Sometimes, fast shipping can help. People are impatient, and waiting too long for ordered items may lead to a transaction dispute.
6. Provide high quality
Make all your products and services of the highest possible quality. Avoid damaged products, lost packages, and delays.
7. Provide accessible customer service
Make it easy to find your contact information so that customers can reach you directly if something is wrong with their order.
If possible, run customer service 7 days a week, 24 hours a day. If it’s not an option in your case, clearly state the support hours on your website.
Don’t forget to inform your customers about an approximate time frame for addressing their inquiries.
Deal with customers’ issues promptly and be responsive.

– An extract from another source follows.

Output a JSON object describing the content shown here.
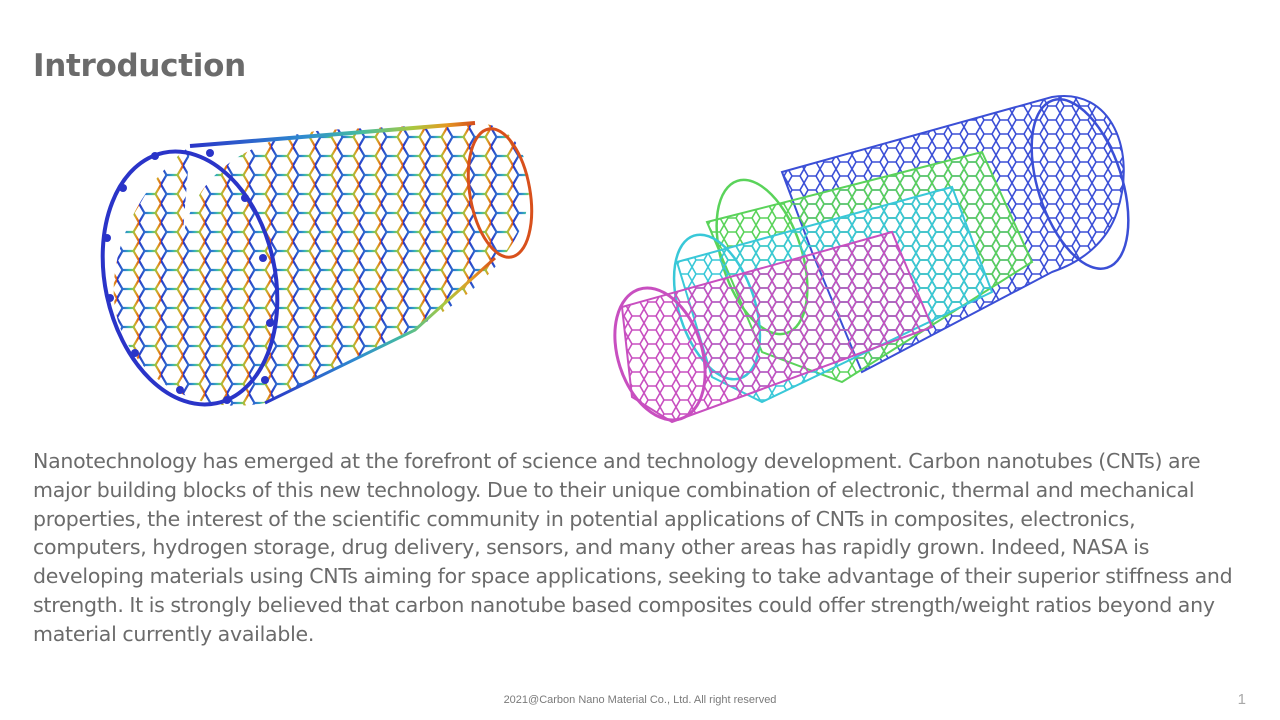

When your customers know the status of their inquiries, they are less likely to file a chargeback.
Note that open communication with customers can be one of the best ways to reduce chargebacks.
8. Monitor orders
Monitoring your orders is crucial.
Keeping details of past fraudulent activities can help you quickly recognize potential dodgy patterns and prevent your business from money loss.
Not to mention that keeping detailed records of all transactions may come in handy when gathering evidence and valid proof when a chargeback occurs.
Watch your chargeback ratio closely
Keep your eyes on the ball and monitor your chargeback ratio.
If it’s higher than 0.9% and you can’t lower it within a recovery time given by a credit card issuing company, your business is in trouble.
You may be classified as a high-risk merchant, which entails the necessity to pay higher processing fees.
What’s more, too many chargebacks can even lead to freezing or terminating your merchant account.
Your merchant service provider will monitor the chargeback rate on your account. If this exceeds certain thresholds, the provider will take appropriate action.
Final thoughts
Dealing with chargebacks is one of the most challenging and costly parts of running an online business. When chargebacks start to pile up, they can severely harm your business.
Therefore, it’s your responsibility as a merchant to find the right ways to reduce chargebacks and limit them to the lowest possible level.